Los importes oscilaban entre los 250.000 y los 500.000 euros, con destino a cuentas en distintos países de la Unión Europea. El objetivo era claro: fragmentar el dinero y dispersarlo internacionalmente para dificultar su rastreo.
La empresa no detectó los movimientos hasta el día siguiente. Para entonces, el fraude ya estaba en marcha.
La clave: una denuncia telemática inmediata
Aquí es donde el caso da un giro.
Nada más detectar las operaciones no autorizadas, el responsable de la empresa presentó una denuncia a través de la sede electrónica de la Guardia Civil. Este paso, aparentemente administrativo, resultó determinante.
La intervención de la Cibercomandancia de la Guardia Civil fue inmediata.
Esta unidad especializada, que opera 24/7 en el ámbito digital, analizó los hechos, confirmó el fraude y activó los mecanismos necesarios para solicitar el bloqueo urgente de las transferencias.
En coordinación con la entidad bancaria afectada, se logró paralizar los movimientos antes de que el dinero saliera completamente del circuito controlable.
El resultado: más de 2,2 millones de euros bloqueados en menos de 24 horas.
Ingeniería social y suplantación: el núcleo del ataque
Desde un punto de vista técnico, el ataque no explotó vulnerabilidades de software, sino debilidades humanas. Es un ejemplo clásico de ingeniería social.
El smishing se basa en tres pilares la suplantación de identidad, cuando el mensaje aparenta ser legítimo, la urgencia para que la víctima actúe sin pensar y el canal alternativo al que se redirige a la víctima controlada por el atacante.

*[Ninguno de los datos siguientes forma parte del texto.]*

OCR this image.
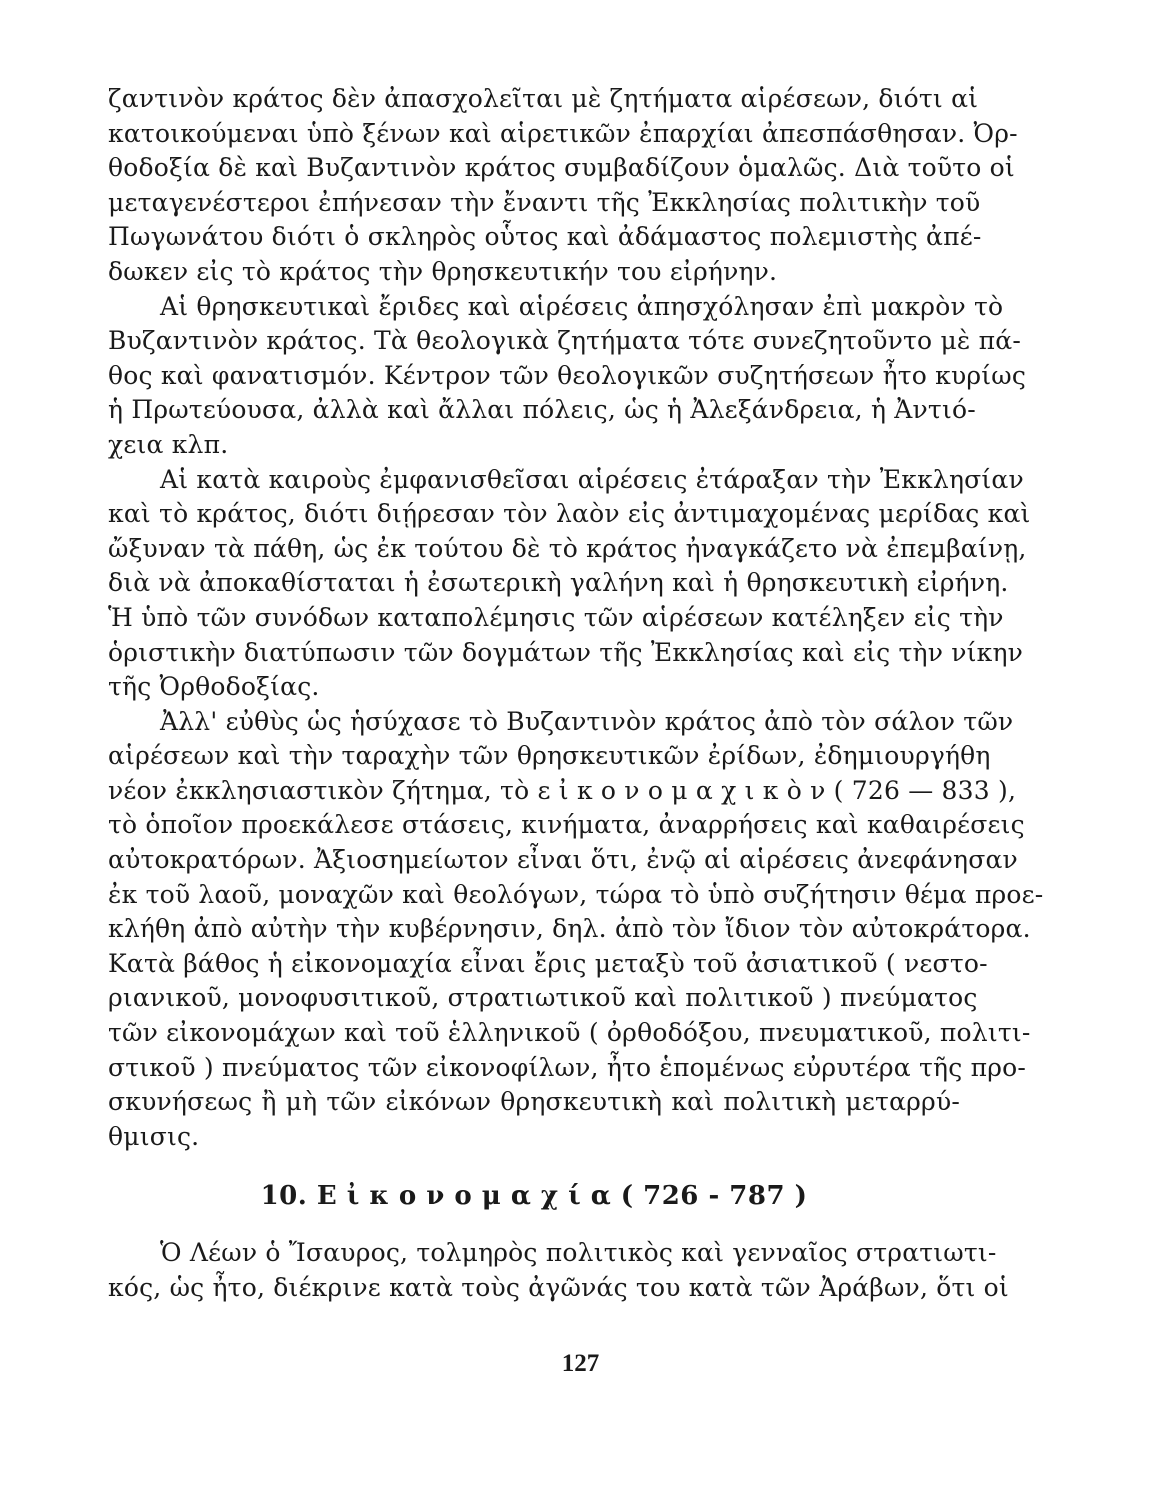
ζαντινὸν κράτος δὲν ἀπασχολεῖται μὲ ζητήματα αἱρέσεων, διότι αἱ
κατοικούμεναι ὑπὸ ξένων καὶ αἱρετικῶν ἐπαρχίαι ἀπεσπάσθησαν. Ὀρ-
θοδοξία δὲ καὶ Βυζαντινὸν κράτος συμβαδίζουν ὁμαλῶς. Διὰ τοῦτο οἱ
μεταγενέστεροι ἐπήνεσαν τὴν ἔναντι τῆς Ἐκκλησίας πολιτικὴν τοῦ
Πωγωνάτου διότι ὁ σκληρὸς οὗτος καὶ ἀδάμαστος πολεμιστὴς ἀπέ-
δωκεν εἰς τὸ κράτος τὴν θρησκευτικήν του εἰρήνην.
Αἱ θρησκευτικαὶ ἔριδες καὶ αἱρέσεις ἀπησχόλησαν ἐπὶ μακρὸν τὸ
Βυζαντινὸν κράτος. Τὰ θεολογικὰ ζητήματα τότε συνεζητοῦντο μὲ πά-
θος καὶ φανατισμόν. Κέντρον τῶν θεολογικῶν συζητήσεων ἦτο κυρίως
ἡ Πρωτεύουσα, ἀλλὰ καὶ ἄλλαι πόλεις, ὡς ἡ Ἀλεξάνδρεια, ἡ Ἀντιό-
χεια κλπ.
Αἱ κατὰ καιροὺς ἐμφανισθεῖσαι αἱρέσεις ἐτάραξαν τὴν Ἐκκλησίαν
καὶ τὸ κράτος, διότι διῄρεσαν τὸν λαὸν εἰς ἀντιμαχομένας μερίδας καὶ
ὤξυναν τὰ πάθη, ὡς ἐκ τούτου δὲ τὸ κράτος ἠναγκάζετο νὰ ἐπεμβαίνῃ,
διὰ νὰ ἀποκαθίσταται ἡ ἐσωτερικὴ γαλήνη καὶ ἡ θρησκευτικὴ εἰρήνη.
Ἡ ὑπὸ τῶν συνόδων καταπολέμησις τῶν αἱρέσεων κατέληξεν εἰς τὴν
ὁριστικὴν διατύπωσιν τῶν δογμάτων τῆς Ἐκκλησίας καὶ εἰς τὴν νίκην
τῆς Ὀρθοδοξίας.
Ἀλλ' εὐθὺς ὡς ἡσύχασε τὸ Βυζαντινὸν κράτος ἀπὸ τὸν σάλον τῶν
αἱρέσεων καὶ τὴν ταραχὴν τῶν θρησκευτικῶν ἐρίδων, ἐδημιουργήθη
νέον ἐκκλησιαστικὸν ζήτημα, τὸ ε ἰ κ ο ν ο μ α χ ι κ ὸ ν ( 726 — 833 ),
τὸ ὁποῖον προεκάλεσε στάσεις, κινήματα, ἀναρρήσεις καὶ καθαιρέσεις
αὐτοκρατόρων. Ἀξιοσημείωτον εἶναι ὅτι, ἐνῷ αἱ αἱρέσεις ἀνεφάνησαν
ἐκ τοῦ λαοῦ, μοναχῶν καὶ θεολόγων, τώρα τὸ ὑπὸ συζήτησιν θέμα προε-
κλήθη ἀπὸ αὐτὴν τὴν κυβέρνησιν, δηλ. ἀπὸ τὸν ἴδιον τὸν αὐτοκράτορα.
Κατὰ βάθος ἡ εἰκονομαχία εἶναι ἔρις μεταξὺ τοῦ ἀσιατικοῦ ( νεστο-
ριανικοῦ, μονοφυσιτικοῦ, στρατιωτικοῦ καὶ πολιτικοῦ ) πνεύματος
τῶν εἰκονομάχων καὶ τοῦ ἑλληνικοῦ ( ὀρθοδόξου, πνευματικοῦ, πολιτι-
στικοῦ ) πνεύματος τῶν εἰκονοφίλων, ἦτο ἑπομένως εὐρυτέρα τῆς προ-
σκυνήσεως ἢ μὴ τῶν εἰκόνων θρησκευτικὴ καὶ πολιτικὴ μεταρρύ-
θμισις.
10. Ε ἰ κ ο ν ο μ α χ ί α ( 726 - 787 )
Ὁ Λέων ὁ Ἴσαυρος, τολμηρὸς πολιτικὸς καὶ γενναῖος στρατιωτι-
κός, ὡς ἦτο, διέκρινε κατὰ τοὺς ἀγῶνάς του κατὰ τῶν Ἀράβων, ὅτι οἱ
127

En este caso, la web fraudulenta reproducía con precisión la interfaz del banco, lo que redujo las probabilidades de sospecha. Una vez introducidas las credenciales, los atacantes pudieron operar con total normalidad.
Este tipo de campañas no requieren malware sofisticado ni exploits complejos. Su eficacia radica en la manipulación psicológica y en la calidad del engaño visual.
Rastreo financiero y bloqueo preventivo
Uno de los aspectos más relevantes de la investigación fue la trazabilidad de las operaciones.
Los atacantes intentaron mover el dinero a través de múltiples cuentas en el extranjero, una técnica habitual para blanquear fondos y romper la cadena de seguimiento.
Sin embargo, la rápida intervención permitió identificar las cuentas receptoras, solicitar el bloqueo de las transferencias y llevar a cabo acciones con la entidad bancaria antes de que los fondos se dispersaran.
Este tipo de respuesta requiere no solo capacidades técnicas, sino también una coordinación institucional ágil y eficaz.